前者を「明白な弱者」、後者を「曖昧な弱者」と呼ぶことができるだろう。

だとすると高市氏のスタンスは、「明白な弱者」には冷たいが「曖昧な弱者」には優しい、ということになる。一方でリベラル派のそれは、とにかく「明白な弱者」に優しいというものだろう。

こうした違いの背後には、今日の社会と政治をめぐるいかなる状況があるのだろうか。以下 では「明白な弱者」と「曖昧な弱者」との関係という観点から、とくに歴史的な経緯を踏まえつつ、この点について考えてみたい。

「明白な弱者」とは誰か

ここであらためて考えてみよう。とはそもそもどのような人たちなのだろうか。まず原理的なところから見ていこう。

「誰が弱者なのか」をめぐるわれわれの社会的合意は、一般に二つの観点からなされていると考えられる。経済的な観点と文化的な観点だ。経済的な観点での弱者とは、要するに困窮者のことだ。一方で文化的な観点での弱者とは、歴史や制度の中で従属的な地位に置かれ、差別されてきた人々、すなわち被差別者のことだろう。

つまり社会的弱者とは、経済的弱者としての困窮者と文化的弱者としての被差別者のことだ、とさしあたり考えるのが、われわれの大方の合意なのではないだろうか。

こうした考え方を定式化してきた思想として捉えられるのが、20世紀におけるリベラリズムだ。その頂点となった1960年代のアメリカで、公民権運動の盛り上がりなどを背景に、「偉大な社会」の実現のためには「貧困」と「差別」を克服しなければならないとリンドン・ジョンソン大統領が訴えたことに、その眼目が示されていると言えるだろう。

アメリカの公民権運動
アメリカでは公民権運動が盛り上がった(写真=Rowland Scherman/CC-PD-Mark PD US Government/Wikimedia Commons

政治が、貧困と差別を克服しようとしてきた

ではそのための取り組みはどのようなものだったのだろうか。まず貧困への取り組み、つまり経済的弱者への支援は、福祉国家の枠組みの中で、主として社会保障政策を通じて経済的な再分配を行うこと、すなわち「再分配の政治」によって進められてきた。

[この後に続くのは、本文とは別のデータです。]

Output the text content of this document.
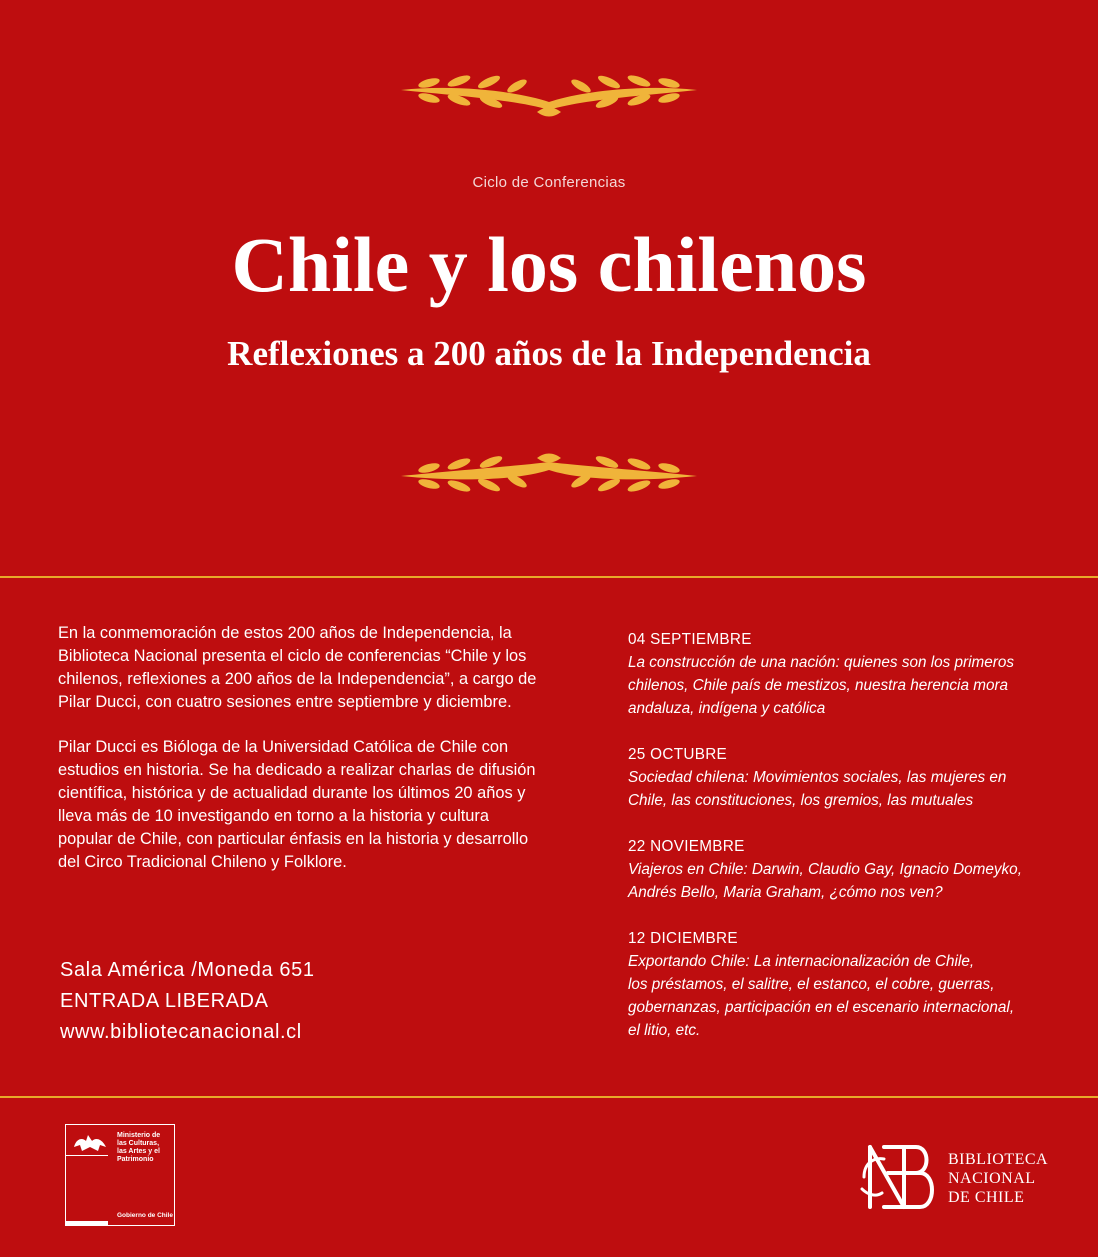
Ciclo de Conferencias
Chile y los chilenos
Reflexiones a 200 años de la Independencia

En la conmemoración de estos 200 años de Independencia, la Biblioteca Nacional presenta el ciclo de conferencias “Chile y los chilenos, reflexiones a 200 años de la Independencia”, a cargo de Pilar Ducci, con cuatro sesiones entre septiembre y diciembre.

Pilar Ducci es Bióloga de la Universidad Católica de Chile con estudios en historia. Se ha dedicado a realizar charlas de difusión científica, histórica y de actualidad durante los últimos 20 años y lleva más de 10 investigando en torno a la historia y cultura popular de Chile, con particular énfasis en la historia y desarrollo del Circo Tradicional Chileno y Folklore.

Sala América /Moneda 651
ENTRADA LIBERADA
www.bibliotecanacional.cl
04 SEPTIEMBRE
La construcción de una nación: quienes son los primeros
chilenos, Chile país de mestizos, nuestra herencia mora
andaluza, indígena y católica
25 OCTUBRE
Sociedad chilena: Movimientos sociales, las mujeres en
Chile, las constituciones, los gremios, las mutuales
22 NOVIEMBRE
Viajeros en Chile: Darwin, Claudio Gay, Ignacio Domeyko,
Andrés Bello, Maria Graham, ¿cómo nos ven?
12 DICIEMBRE
Exportando Chile: La internacionalización de Chile,
los préstamos, el salitre, el estanco, el cobre, guerras,
gobernanzas, participación en el escenario internacional,
el litio, etc.
Ministerio de
las Culturas,
las Artes y el
Patrimonio
Gobierno de Chile
BIBLIOTECA
NACIONAL
DE CHILE
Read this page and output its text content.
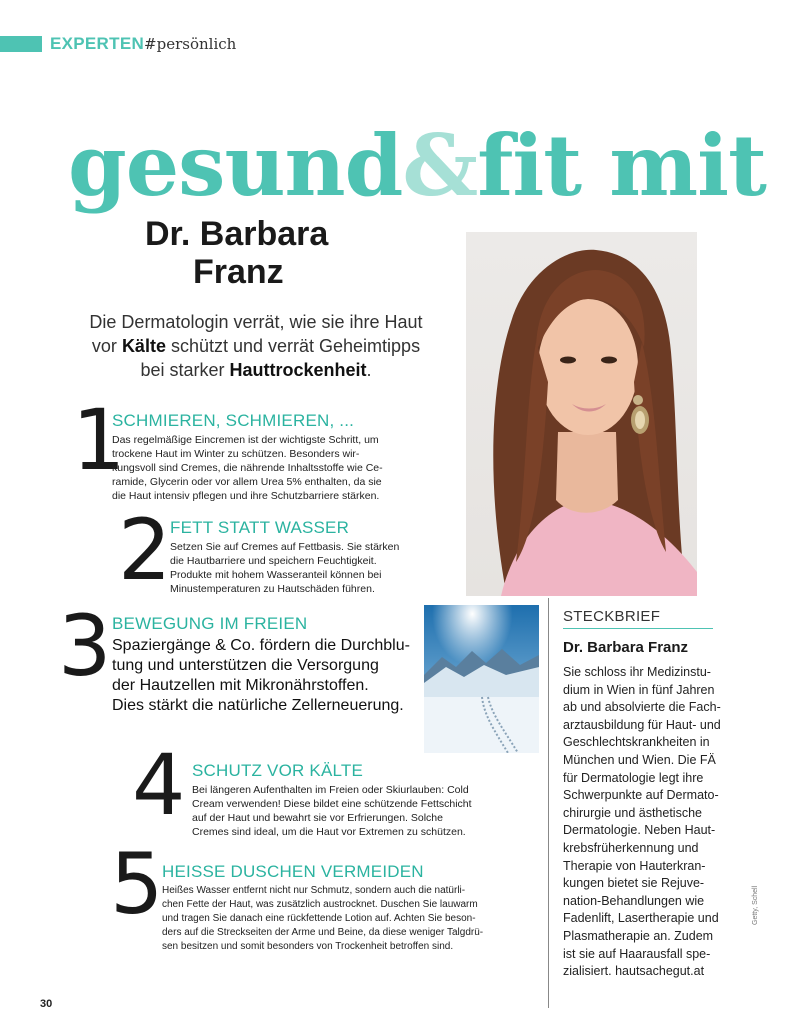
EXPERTEN#persönlich
gesund&fit mit
Dr. Barbara
Franz
Die Dermatologin verrät, wie sie ihre Haut
vor Kälte schützt und verrät Geheimtipps
bei starker Hauttrockenheit.
1
SCHMIEREN, SCHMIEREN, ...
Das regelmäßige Eincremen ist der wichtigste Schritt, um
trockene Haut im Winter zu schützen. Besonders wir-
kungsvoll sind Cremes, die nährende Inhaltsstoffe wie Ce-
ramide, Glycerin oder vor allem Urea 5% enthalten, da sie
die Haut intensiv pflegen und ihre Schutzbarriere stärken.
2
FETT STATT WASSER
Setzen Sie auf Cremes auf Fettbasis. Sie stärken
die Hautbarriere und speichern Feuchtigkeit.
Produkte mit hohem Wasseranteil können bei
Minustemperaturen zu Hautschäden führen.
3 BEWEGUNG IM FREIEN
Spaziergänge & Co. fördern die Durchblu-
tung und unterstützen die Versorgung
der Hautzellen mit Mikronährstoffen.
Dies stärkt die natürliche Zellerneuerung.
4 SCHUTZ VOR KÄLTE
Bei längeren Aufenthalten im Freien oder Skiurlauben: Cold
Cream verwenden! Diese bildet eine schützende Fettschicht
auf der Haut und bewahrt sie vor Erfrierungen. Solche
Cremes sind ideal, um die Haut vor Extremen zu schützen.
5
HEISSE DUSCHEN VERMEIDEN
Heißes Wasser entfernt nicht nur Schmutz, sondern auch die natürli-
chen Fette der Haut, was zusätzlich austrocknet. Duschen Sie lauwarm
und tragen Sie danach eine rückfettende Lotion auf. Achten Sie beson-
ders auf die Streckseiten der Arme und Beine, da diese weniger Talgdrü-
sen besitzen und somit besonders von Trockenheit betroffen sind.
STECKBRIEF
Dr. Barbara Franz
Sie schloss ihr Medizinstu-
dium in Wien in fünf Jahren
ab und absolvierte die Fach-
arztausbildung für Haut- und
Geschlechtskrankheiten in
München und Wien. Die FÄ
für Dermatologie legt ihre
Schwerpunkte auf Dermato-
chirurgie und ästhetische
Dermatologie. Neben Haut-
krebsfrüherkennung und
Therapie von Hauterkran-
kungen bietet sie Rejuve-
nation-Behandlungen wie
Fadenlift, Lasertherapie und
Plasmatherapie an. Zudem
ist sie auf Haarausfall spe-
zialisiert. hautsachegut.at
Getty, Schell
30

一方で差別への取り組み、つまり文化的弱者への支援は、アイデンティティ・ポリティクスの枠組みの中で、主として人権政策を通じて文化的な承認を与えること、すなわち「承認の政治」によって進められてきた。

こうした考え方はアメリカに固有のものというわけではない。いわゆるリベラルデモクラシーのもとでリベラリズムの理念を護持している国では、多かれ少なかれ共有されているものだろう。もちろん日本もそうした国の一つだ。